Tall and slender with black hair that hung halfway down her back, Megan was a beautiful woman. In high school, she had been Cassidy’s best friend but if Mel remembered right, Megan was the one person in Cassidy’s pack who didn’t just follow. She’d even comforted Mel a time or two when Cassidy’s bullying was just too much. Mel had always wondered why Megan had hung out with the other woman.
“Megan, are you coming or what?” Cassidy snapped from across the lobby.
Megan cast them a sheepish glance. “Excuse me.”
“Of course,” Mel said.
“See you around, Mele—” Whatever Dwight had been about to say was stopped by a glare from Joe. He didn’t follow Megan and Cassidy but turned and headed for the bar.
As they watched Cassidy storm off, Joe leaned down and whispered in Mel’s ear, “I don’t think I’ve ever wanted to hit a woman as much as I wanted to slug that Cassidy woman. She’s a nightmare.”
“Truly,” Mel said. “But you handled her brilliantly.” Then she rose up on her toes and kissed him. It was supposed to be swift and sweet but Joe had other ideas.
“All right, all right, enough with the canoodling, you two,” Tate said. “We’re the newlyweds here. That’s our job.”

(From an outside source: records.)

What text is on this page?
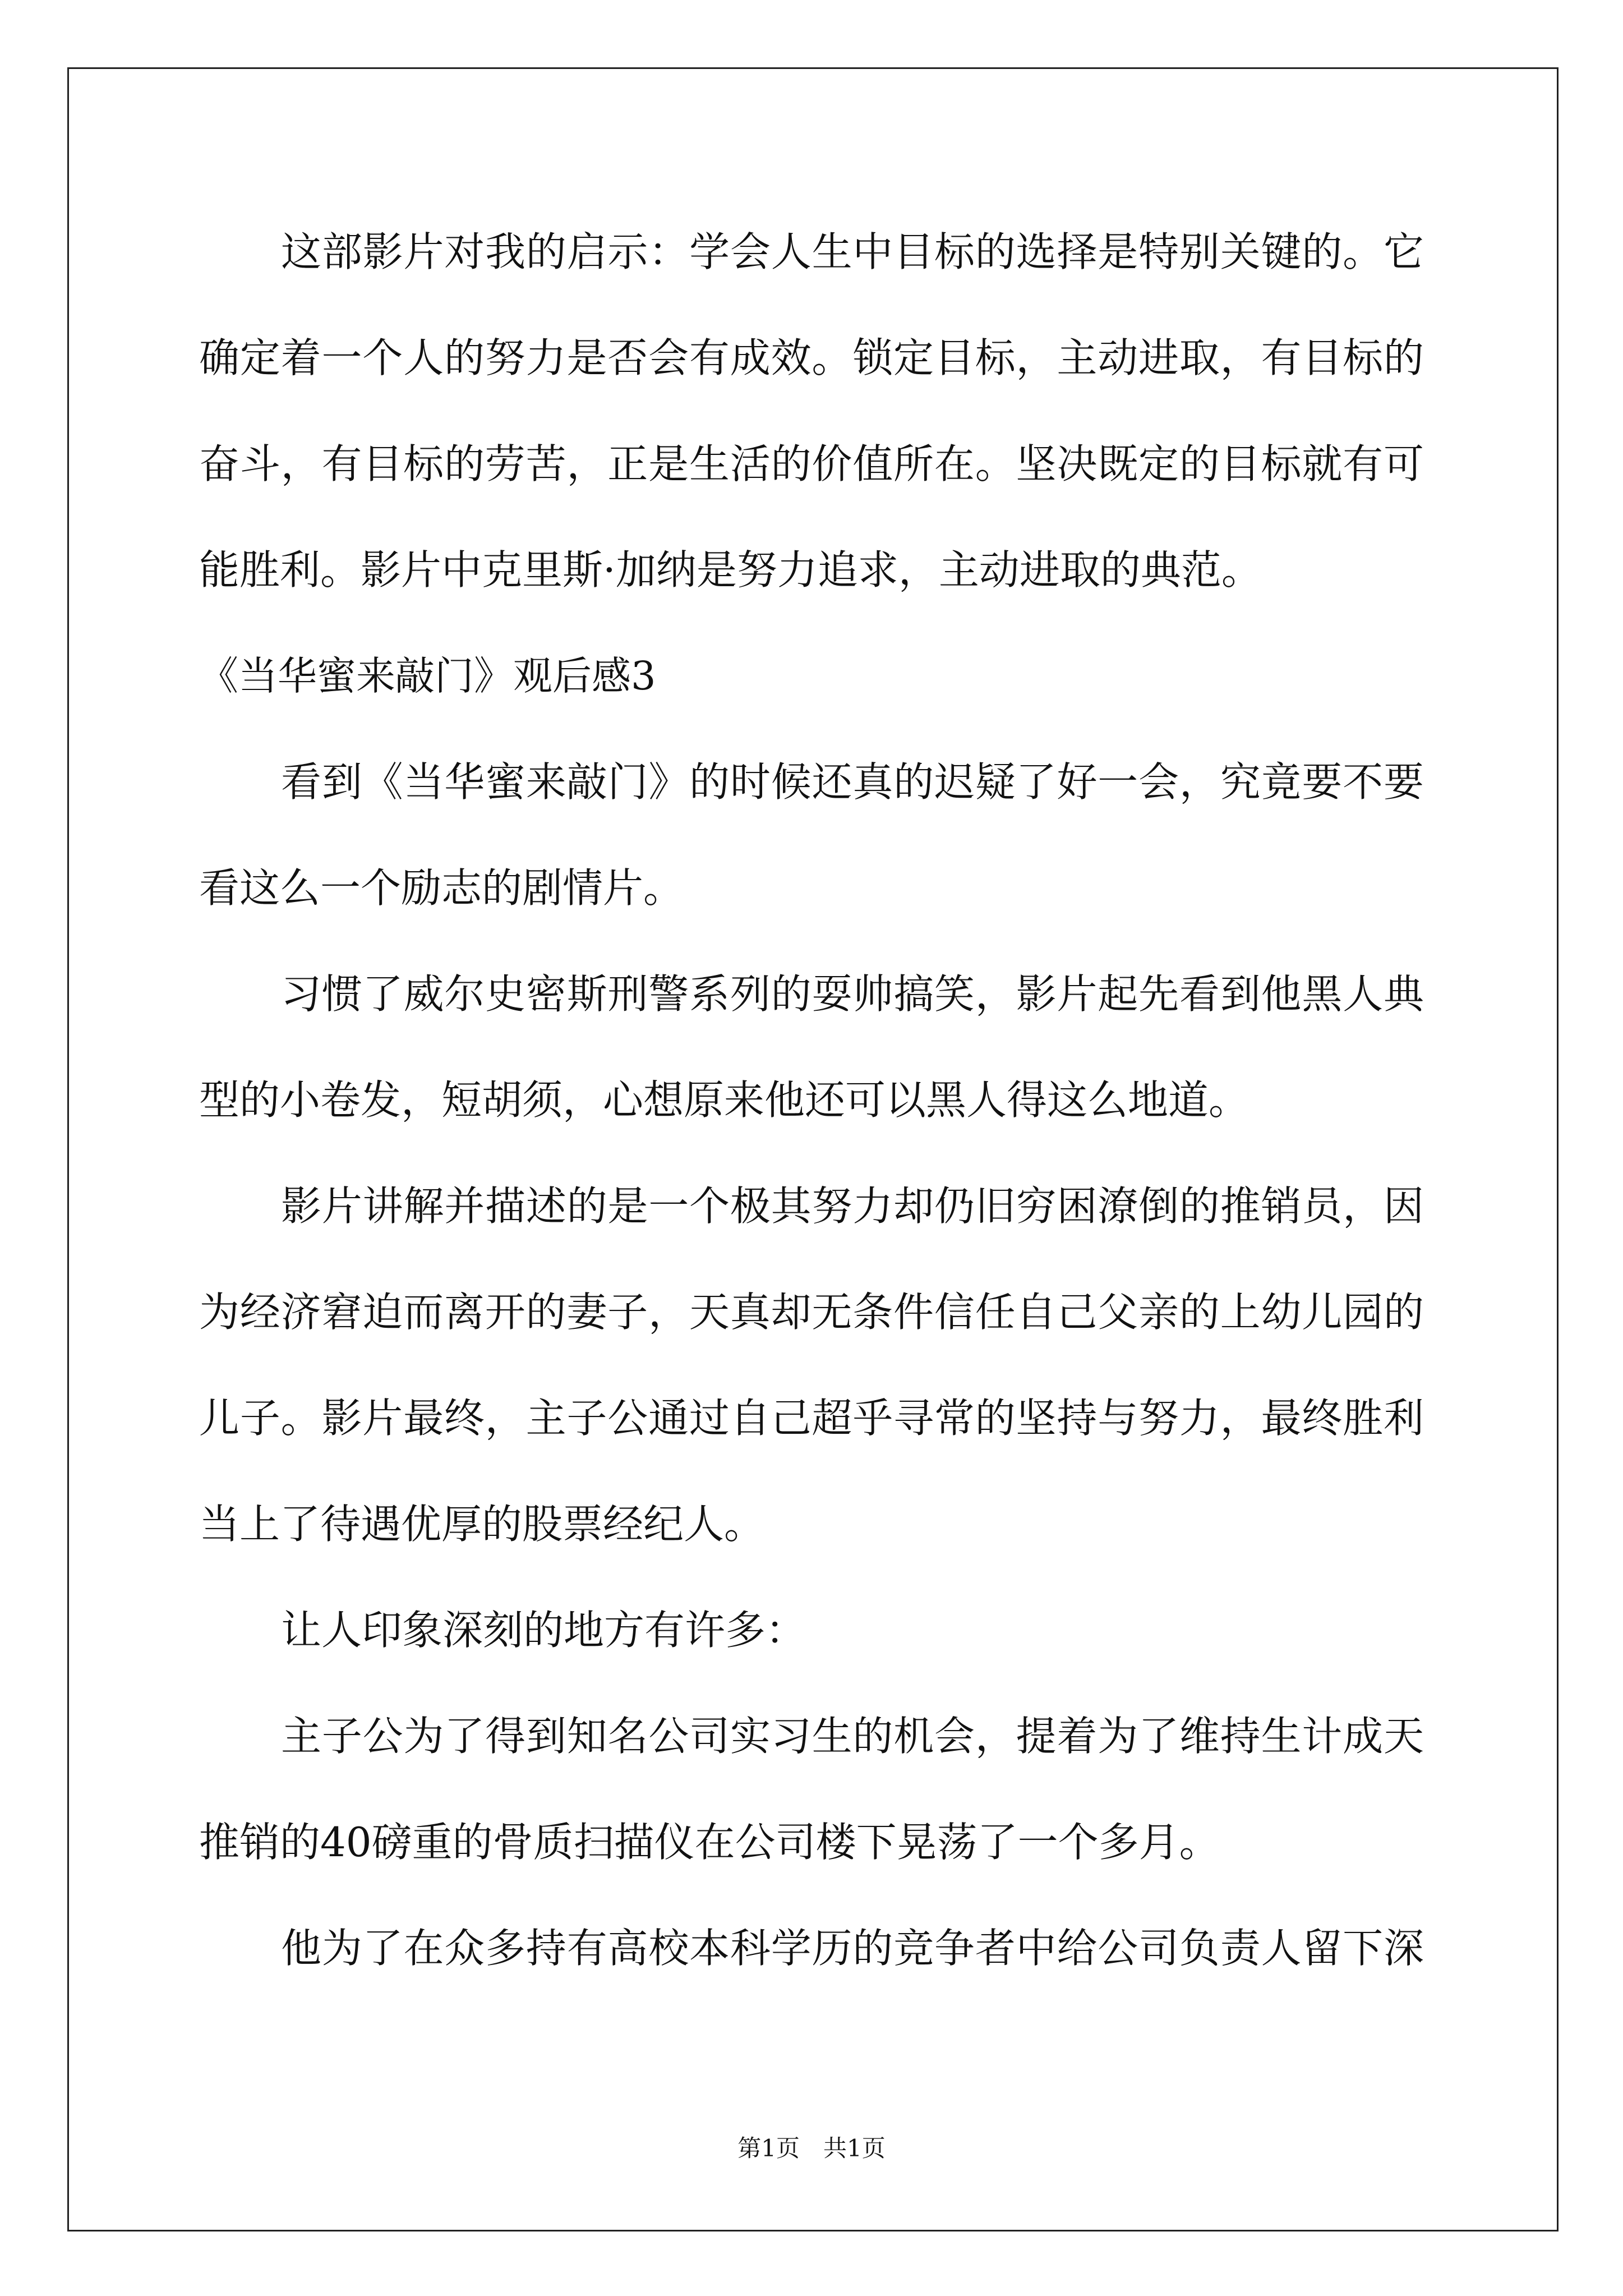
这部影片对我的启示：学会人生中目标的选择是特别关键的。它
确定着一个人的努力是否会有成效。锁定目标，主动进取，有目标的
奋斗，有目标的劳苦，正是生活的价值所在。坚决既定的目标就有可
能胜利。影片中克里斯·加纳是努力追求，主动进取的典范。
《当华蜜来敲门》观后感3
看到《当华蜜来敲门》的时候还真的迟疑了好一会，究竟要不要
看这么一个励志的剧情片。
习惯了威尔史密斯刑警系列的耍帅搞笑，影片起先看到他黑人典
型的小卷发，短胡须，心想原来他还可以黑人得这么地道。
影片讲解并描述的是一个极其努力却仍旧穷困潦倒的推销员，因
为经济窘迫而离开的妻子，天真却无条件信任自己父亲的上幼儿园的
儿子。影片最终，主子公通过自己超乎寻常的坚持与努力，最终胜利
当上了待遇优厚的股票经纪人。
让人印象深刻的地方有许多：
主子公为了得到知名公司实习生的机会，提着为了维持生计成天
推销的40磅重的骨质扫描仪在公司楼下晃荡了一个多月。
他为了在众多持有高校本科学历的竞争者中给公司负责人留下深
第1页　共1页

“Yes, but that’s my sister,” Joe said. “No canoodling for you.”
“All right then, let’s drink,” Tate said. “Beers for the gents and what for the ladies?”
“Champagne,” Angie said. She linked her arm through Mel’s. “We’re celebrating.”
“We are?” Mel asked. She looked at her friend in confusion.
“Yes,” Angie said. “The day Melanie Cooper broke out of her cocoon and became a beautiful butterfly.”
Mel looked at her three nearest and dearest. Then she smiled. “All right, I’ll drink to that. You know, Ange, I think you were right. I think this may just be one of the best nights of my life.